There are more commercial applications for electron linacs than for any other type of particle accelerator. To date, over 1000 linacs have been installed in hospitals throughout the United States. Although these hospitals use linacs primarily for medical therapy, the devices also find applications in industrial settings and in the scientific community. Electron linacs are useful in the areas of atomic research, electron beam therapy, X-ray therapy, diagnostics, sterilization, polymerization, synchrotron light sources, free electron lasers, and accelerating structures for microtrons.
Linac art may be categorized by wave properties, yielding standing wave linacs and traveling wave linacs. Alternatively, accelerators may be classified according to particle velocities. In general, low-beta accelerators operate at less than half the speed of light, whereas high-beta linacs operate at higher speeds.

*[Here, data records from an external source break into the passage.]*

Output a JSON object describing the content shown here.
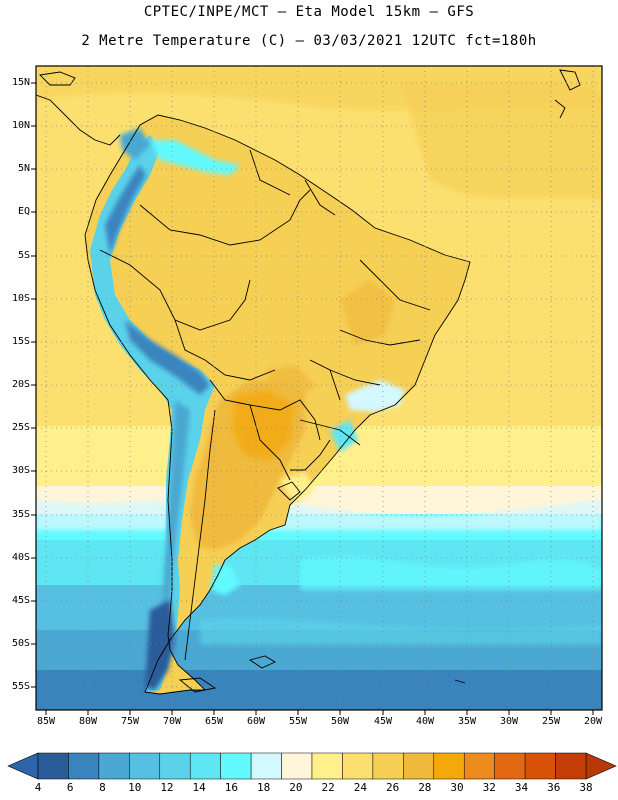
{
  "header": {
    "line1": "CPTEC/INPE/MCT –  Eta Model 15km – GFS",
    "line2": "2 Metre Temperature (C) – 03/03/2021 12UTC fct=180h"
  },
  "map": {
    "lat_labels": [
      "15N",
      "10N",
      "5N",
      "EQ",
      "5S",
      "10S",
      "15S",
      "20S",
      "25S",
      "30S",
      "35S",
      "40S",
      "45S",
      "50S",
      "55S"
    ],
    "lon_labels": [
      "85W",
      "80W",
      "75W",
      "70W",
      "65W",
      "60W",
      "55W",
      "50W",
      "45W",
      "40W",
      "35W",
      "30W",
      "25W",
      "20W"
    ],
    "gridlines": "dotted"
  },
  "colorbar": {
    "labels": [
      "4",
      "6",
      "8",
      "10",
      "12",
      "14",
      "16",
      "18",
      "20",
      "22",
      "24",
      "26",
      "28",
      "30",
      "32",
      "34",
      "36",
      "38"
    ],
    "colors": [
      "#2a5c9a",
      "#3a84be",
      "#4aa8d2",
      "#56c0e2",
      "#5ad2ea",
      "#5ee6f2",
      "#62faff",
      "#d4f8ff",
      "#fff5d8",
      "#fff08c",
      "#fbe070",
      "#f6cf55",
      "#efba3c",
      "#f4a80a",
      "#ec8a1e",
      "#e26812",
      "#d8520a",
      "#c43c06"
    ],
    "low_cap_color": "#2e65a8",
    "high_cap_color": "#b8380a"
  }
}
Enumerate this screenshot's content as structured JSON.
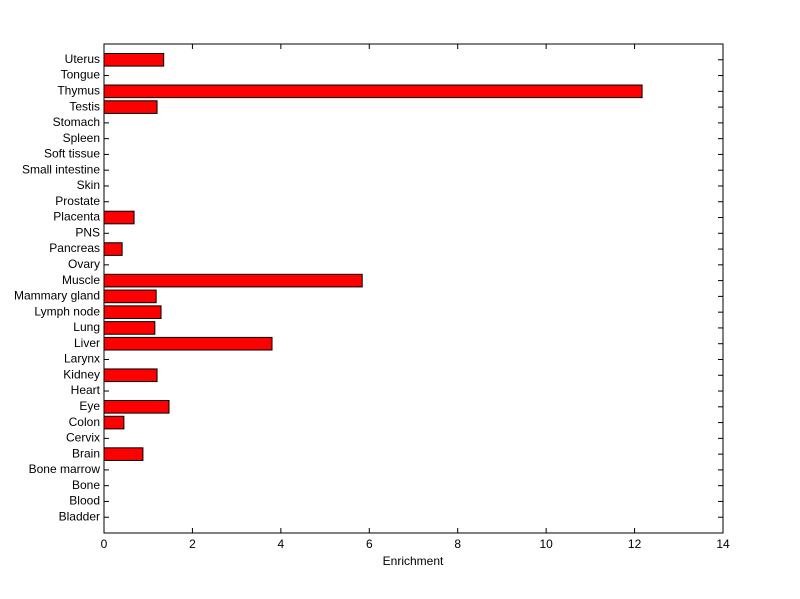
{
  "chart_data": {
    "type": "hbar",
    "categories": [
      "Uterus",
      "Tongue",
      "Thymus",
      "Testis",
      "Stomach",
      "Spleen",
      "Soft tissue",
      "Small intestine",
      "Skin",
      "Prostate",
      "Placenta",
      "PNS",
      "Pancreas",
      "Ovary",
      "Muscle",
      "Mammary gland",
      "Lymph node",
      "Lung",
      "Liver",
      "Larynx",
      "Kidney",
      "Heart",
      "Eye",
      "Colon",
      "Cervix",
      "Brain",
      "Bone marrow",
      "Bone",
      "Blood",
      "Bladder"
    ],
    "values": [
      1.35,
      0,
      12.17,
      1.2,
      0,
      0,
      0,
      0,
      0,
      0,
      0.68,
      0,
      0.41,
      0,
      5.84,
      1.18,
      1.29,
      1.15,
      3.8,
      0,
      1.2,
      0,
      1.47,
      0.45,
      0,
      0.88,
      0,
      0,
      0,
      0
    ],
    "color": "#ff0000",
    "xlabel": "Enrichment",
    "xlim": [
      0,
      14
    ],
    "xticks": [
      0,
      2,
      4,
      6,
      8,
      10,
      12,
      14
    ]
  }
}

Most contemporary standing wave, high-beta linacs utilize a side-coupled cavity configuration which was invented at Los Alamos Meson Physics Facility in the mid-60's. Although exemplary, this structure is not ideally suited for certain specific applications. For instance, side-coupled linacs are heavy, fragile, and expensive. The cavity configuration is inherently difficult to fabricate, requiring relatively complex, expensive, and labor-intensive manufacturing techniques. Furthermore, the structure is heavy, fragile, and very difficult to tune.
For further information concerning the operation and structure of prior art linacs, reference may be made to "High Energy Accelerating Structures for High Gradient Proton Linac Applications" by Manca et al., IEEE Transactions on Nuclear Science, Vol. NS-24, No. 3, June 1977, pp. 1087-1090 and "PIGMI: A Pion Generator for Medical Irradiations" by Swenson, Los Alamos National Laboratory, Pub. LAL-81-6, Feb. 1981.